Sholapuri Begum, under threat of torture with iron pins, eventually revealed the location. After three days of digging, the Afghans recovered over 15 million rupees in cash, along with various goods, including 200 golden candles the size of a man. The wealth also included diamonds, rubies, pearls, and emeralds.

==Aftermath==
After the sacking, Ahmad Shah campaigned against the Marathas and Jats until April 1757 when he began preparing to return to Afghanistan. Upon his return to Delhi in March, the city was sacked again. The Afghan invasion had dire consequences for the Mughal Empire, as most of their troops, along with some of the best from the Bengal Subah, were forcibly deployed against the Afghans. Mere months later, the army of the Bengal Subah, weakened due to the Afghan invasion, was completely defeated at the Battle of Plassey, beginning the rise of British power in India.

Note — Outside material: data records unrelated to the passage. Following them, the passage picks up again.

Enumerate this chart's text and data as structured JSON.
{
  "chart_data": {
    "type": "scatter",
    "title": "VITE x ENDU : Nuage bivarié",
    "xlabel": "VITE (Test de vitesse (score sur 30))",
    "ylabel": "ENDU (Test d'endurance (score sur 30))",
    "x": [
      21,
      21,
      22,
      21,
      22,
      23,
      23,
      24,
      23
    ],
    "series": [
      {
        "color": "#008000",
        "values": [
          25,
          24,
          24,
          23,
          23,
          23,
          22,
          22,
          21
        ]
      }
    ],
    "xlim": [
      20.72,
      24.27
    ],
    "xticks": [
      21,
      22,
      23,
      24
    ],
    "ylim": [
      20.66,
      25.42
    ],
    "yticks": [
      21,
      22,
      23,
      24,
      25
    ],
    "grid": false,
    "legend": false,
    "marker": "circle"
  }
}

As a result, It has been argued that the strength of the British Royal Navy alone did not account for their success in India, which was also shaped by the disruptions caused by the Afghan invasion, political instability in the region, the consolidation of a base in Bengal, and access to South Asian resources and sepoy forces.

The total loot Ahmad Shah carried back to Afghanistan is disputed. Its been estimated from contemporary writers that the Afghans seized 30 to 300 million rupees worth of goods. Over 28,000 elephants, camels, and mules carried Ahmad Shah's loot, alongside his 80,000 men, who carried whatever they took, with many of the Afghan cavalry returning on foot, while they loaded loot unto their horses. The massacres done by the Afghans throughout the campaign made the Yamuna River flow red with blood for two weeks.